SİNEFESTO TEMEL SİNEMA EĞİTİMLERİ BAŞLADI

Sinefesto ve TYB İstanbul Şubesi işbirliği ile düzenlenen Temel Sinema Eğitimi’nde dersler başladı. Kursiyerler görüntü-yönetmenlik, senaryo, kurgu ve oyunculuk üzerine eğitimler alacak. Eğitimler 8 hafta sürecek. Mehmet Bozdağ, Sinan Çetin, Metin Günay, Serdar Gökhan, Münib Engin Noyan ve Mustafa Kara gibi tecrübeli isimlerin atölyeleri ile zenginleşecek olan eğitimin devamının da geleceği müjdesini verelim. Özellikle senaryo eğitimi konusunda çok esaslı bir eğitim planlamak zorundayız.
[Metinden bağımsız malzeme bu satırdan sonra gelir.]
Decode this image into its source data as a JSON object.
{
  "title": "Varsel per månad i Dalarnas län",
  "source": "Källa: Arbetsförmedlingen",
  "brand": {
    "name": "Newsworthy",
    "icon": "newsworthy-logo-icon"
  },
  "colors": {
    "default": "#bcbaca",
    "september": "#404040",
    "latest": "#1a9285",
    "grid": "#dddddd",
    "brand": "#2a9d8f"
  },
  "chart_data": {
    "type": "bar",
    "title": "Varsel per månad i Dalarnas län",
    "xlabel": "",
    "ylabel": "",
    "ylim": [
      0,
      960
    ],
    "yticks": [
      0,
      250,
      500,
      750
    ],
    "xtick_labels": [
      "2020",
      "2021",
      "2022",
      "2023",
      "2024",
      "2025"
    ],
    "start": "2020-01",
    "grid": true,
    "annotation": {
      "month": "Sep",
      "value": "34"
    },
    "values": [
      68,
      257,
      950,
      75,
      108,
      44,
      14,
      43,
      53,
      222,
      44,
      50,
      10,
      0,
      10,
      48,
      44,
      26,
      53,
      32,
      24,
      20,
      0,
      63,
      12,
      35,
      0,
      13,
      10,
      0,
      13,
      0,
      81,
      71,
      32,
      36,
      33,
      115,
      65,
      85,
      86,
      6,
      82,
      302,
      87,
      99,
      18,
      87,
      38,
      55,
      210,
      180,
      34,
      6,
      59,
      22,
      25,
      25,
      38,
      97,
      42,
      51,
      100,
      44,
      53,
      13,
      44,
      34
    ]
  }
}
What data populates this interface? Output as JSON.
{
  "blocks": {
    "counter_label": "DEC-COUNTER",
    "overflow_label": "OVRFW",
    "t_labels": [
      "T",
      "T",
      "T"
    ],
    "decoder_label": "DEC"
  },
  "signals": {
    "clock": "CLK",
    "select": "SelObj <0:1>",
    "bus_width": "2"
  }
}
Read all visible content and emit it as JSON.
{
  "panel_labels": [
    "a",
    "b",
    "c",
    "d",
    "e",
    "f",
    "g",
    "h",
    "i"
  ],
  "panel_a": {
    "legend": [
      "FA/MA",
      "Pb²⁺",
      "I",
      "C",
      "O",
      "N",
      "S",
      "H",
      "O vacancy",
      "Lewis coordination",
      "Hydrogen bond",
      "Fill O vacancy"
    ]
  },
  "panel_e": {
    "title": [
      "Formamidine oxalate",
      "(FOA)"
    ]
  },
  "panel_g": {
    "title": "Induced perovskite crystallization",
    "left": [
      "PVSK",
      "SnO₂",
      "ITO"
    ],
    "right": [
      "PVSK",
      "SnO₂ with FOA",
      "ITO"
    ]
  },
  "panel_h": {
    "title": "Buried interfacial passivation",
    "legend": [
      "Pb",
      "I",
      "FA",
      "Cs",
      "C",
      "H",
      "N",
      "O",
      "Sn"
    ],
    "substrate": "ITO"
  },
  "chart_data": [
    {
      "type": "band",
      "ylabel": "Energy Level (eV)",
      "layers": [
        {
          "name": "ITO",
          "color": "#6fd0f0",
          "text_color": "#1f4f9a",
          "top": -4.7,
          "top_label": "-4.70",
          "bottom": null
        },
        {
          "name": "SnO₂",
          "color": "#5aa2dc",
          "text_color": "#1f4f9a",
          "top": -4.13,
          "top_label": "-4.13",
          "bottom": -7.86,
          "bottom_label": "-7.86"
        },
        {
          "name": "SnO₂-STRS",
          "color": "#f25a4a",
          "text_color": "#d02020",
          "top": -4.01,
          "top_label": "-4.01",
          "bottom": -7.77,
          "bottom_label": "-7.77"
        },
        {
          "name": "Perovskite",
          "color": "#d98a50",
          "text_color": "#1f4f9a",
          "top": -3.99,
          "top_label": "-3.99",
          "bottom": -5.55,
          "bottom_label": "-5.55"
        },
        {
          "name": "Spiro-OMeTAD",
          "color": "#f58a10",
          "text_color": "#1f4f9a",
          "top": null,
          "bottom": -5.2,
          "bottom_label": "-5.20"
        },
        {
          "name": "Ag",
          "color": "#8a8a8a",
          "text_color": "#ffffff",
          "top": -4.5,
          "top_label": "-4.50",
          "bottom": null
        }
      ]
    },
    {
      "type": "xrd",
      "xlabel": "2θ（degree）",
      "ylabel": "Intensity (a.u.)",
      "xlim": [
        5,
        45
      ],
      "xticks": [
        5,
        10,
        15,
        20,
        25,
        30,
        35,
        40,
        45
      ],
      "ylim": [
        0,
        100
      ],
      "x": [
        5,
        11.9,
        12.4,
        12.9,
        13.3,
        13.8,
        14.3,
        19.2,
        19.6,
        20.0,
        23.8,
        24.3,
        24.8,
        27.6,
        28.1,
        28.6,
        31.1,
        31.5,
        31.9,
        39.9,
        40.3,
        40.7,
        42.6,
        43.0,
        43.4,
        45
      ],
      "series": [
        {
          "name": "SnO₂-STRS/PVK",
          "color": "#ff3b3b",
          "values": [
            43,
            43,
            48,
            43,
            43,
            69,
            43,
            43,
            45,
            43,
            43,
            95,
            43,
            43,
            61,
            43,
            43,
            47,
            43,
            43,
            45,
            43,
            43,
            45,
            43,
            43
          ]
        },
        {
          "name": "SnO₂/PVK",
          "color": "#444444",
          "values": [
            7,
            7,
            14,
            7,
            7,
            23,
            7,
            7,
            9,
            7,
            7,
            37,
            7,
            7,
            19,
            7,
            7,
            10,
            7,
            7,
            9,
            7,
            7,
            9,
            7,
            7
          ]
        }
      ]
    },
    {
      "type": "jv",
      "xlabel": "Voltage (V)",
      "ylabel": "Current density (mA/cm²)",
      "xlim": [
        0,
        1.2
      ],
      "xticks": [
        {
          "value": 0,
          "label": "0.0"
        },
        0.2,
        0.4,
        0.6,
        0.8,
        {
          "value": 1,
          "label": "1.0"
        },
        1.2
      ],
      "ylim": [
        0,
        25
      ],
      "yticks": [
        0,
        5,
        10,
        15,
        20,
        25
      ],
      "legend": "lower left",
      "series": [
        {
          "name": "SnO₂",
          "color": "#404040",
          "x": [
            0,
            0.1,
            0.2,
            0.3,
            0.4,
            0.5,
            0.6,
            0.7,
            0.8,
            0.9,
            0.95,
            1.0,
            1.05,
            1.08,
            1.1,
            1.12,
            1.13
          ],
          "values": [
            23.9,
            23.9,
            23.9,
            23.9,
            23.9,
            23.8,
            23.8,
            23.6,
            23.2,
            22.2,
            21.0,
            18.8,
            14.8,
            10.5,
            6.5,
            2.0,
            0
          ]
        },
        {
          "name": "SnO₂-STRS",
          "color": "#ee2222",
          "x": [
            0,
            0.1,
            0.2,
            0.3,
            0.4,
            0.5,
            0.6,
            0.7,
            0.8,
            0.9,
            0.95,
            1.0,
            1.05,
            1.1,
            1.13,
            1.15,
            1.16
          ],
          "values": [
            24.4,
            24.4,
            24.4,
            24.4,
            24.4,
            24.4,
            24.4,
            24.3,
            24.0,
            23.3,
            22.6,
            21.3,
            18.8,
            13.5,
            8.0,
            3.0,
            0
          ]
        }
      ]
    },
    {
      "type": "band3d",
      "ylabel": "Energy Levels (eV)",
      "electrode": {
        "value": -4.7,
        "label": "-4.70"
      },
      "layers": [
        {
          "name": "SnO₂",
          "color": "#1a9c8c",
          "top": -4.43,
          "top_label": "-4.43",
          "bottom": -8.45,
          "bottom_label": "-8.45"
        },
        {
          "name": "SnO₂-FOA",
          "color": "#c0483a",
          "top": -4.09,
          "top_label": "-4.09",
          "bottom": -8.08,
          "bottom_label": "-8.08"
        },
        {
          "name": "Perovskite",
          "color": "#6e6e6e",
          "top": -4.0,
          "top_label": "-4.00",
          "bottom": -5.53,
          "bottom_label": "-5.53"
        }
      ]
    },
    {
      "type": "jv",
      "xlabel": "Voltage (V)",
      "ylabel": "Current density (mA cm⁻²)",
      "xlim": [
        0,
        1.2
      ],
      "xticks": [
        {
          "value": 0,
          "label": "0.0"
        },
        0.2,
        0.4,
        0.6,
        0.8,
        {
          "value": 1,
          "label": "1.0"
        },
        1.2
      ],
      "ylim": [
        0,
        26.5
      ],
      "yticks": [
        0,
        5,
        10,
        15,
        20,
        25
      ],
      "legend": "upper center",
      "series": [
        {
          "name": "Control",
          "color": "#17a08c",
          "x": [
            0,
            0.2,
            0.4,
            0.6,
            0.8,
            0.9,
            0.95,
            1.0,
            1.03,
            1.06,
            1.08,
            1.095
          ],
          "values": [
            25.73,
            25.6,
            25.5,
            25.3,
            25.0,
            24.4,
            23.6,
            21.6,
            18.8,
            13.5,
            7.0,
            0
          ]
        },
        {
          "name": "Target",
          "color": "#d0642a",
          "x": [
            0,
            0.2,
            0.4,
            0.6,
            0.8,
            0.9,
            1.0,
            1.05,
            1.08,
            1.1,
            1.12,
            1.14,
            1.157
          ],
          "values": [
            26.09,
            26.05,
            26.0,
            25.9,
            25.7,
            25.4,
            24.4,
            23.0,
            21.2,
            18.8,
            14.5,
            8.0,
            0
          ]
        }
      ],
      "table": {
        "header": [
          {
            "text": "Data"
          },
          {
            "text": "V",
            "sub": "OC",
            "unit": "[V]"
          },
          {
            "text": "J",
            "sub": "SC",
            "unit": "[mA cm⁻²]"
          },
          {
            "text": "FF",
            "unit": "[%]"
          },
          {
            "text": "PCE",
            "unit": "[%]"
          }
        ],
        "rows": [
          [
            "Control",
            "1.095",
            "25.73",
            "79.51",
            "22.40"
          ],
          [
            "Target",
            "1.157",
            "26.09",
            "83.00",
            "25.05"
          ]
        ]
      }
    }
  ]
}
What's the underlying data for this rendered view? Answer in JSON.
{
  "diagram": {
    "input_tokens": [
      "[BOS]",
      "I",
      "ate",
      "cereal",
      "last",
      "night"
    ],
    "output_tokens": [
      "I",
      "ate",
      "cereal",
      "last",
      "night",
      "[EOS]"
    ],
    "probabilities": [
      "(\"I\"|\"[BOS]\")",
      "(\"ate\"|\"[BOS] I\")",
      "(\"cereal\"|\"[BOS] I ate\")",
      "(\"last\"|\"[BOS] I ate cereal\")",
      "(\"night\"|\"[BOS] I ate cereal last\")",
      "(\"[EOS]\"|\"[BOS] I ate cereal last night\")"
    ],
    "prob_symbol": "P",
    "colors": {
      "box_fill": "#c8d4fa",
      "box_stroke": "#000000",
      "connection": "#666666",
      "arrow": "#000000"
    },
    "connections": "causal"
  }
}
Talep eden güzel insanları görünce bu işler boynumuzun borcu oluyor ister istemez.

GÜZEL BİR NOT

Açılım Kitap tarafından yayınlanan ‘Yorgunluk Toplumu’ isimli bir kitap okuyorum. Byung-Chul Han tarafından yazılan eser Türkçeye Samet Yalçın tarafından çevrilmiş.

“80’lerle beraber eskilerin ‘sürat asrı’ dediği devri kapatan, hızın sadece fiziksel değil sanal bir dünyada da bir mevzu haline geldiği, insanların, malumatın her an ulaşılabilir olduğu, sosyal ilişkilerin yerini ‘etkileşim’e terk ettiği bir döneme girdik. Merakımız varsa dahi ilgi duyamıyoruz, dikkat kesilemiyoruz. Dikkatimiz yazılım arayüzlerinin arasında, bir yüzeyden diğerine atlamakla meşgul. Ara’nın yerini hiperaktiflik, yani oradan oraya atlamak aldı. Yerimizde duramıyoruz. Gündemimiz aralıksız olarak ‘güncel’leniyor…”

Fırsatı, imkanı olan alıp okusun derim… M.U.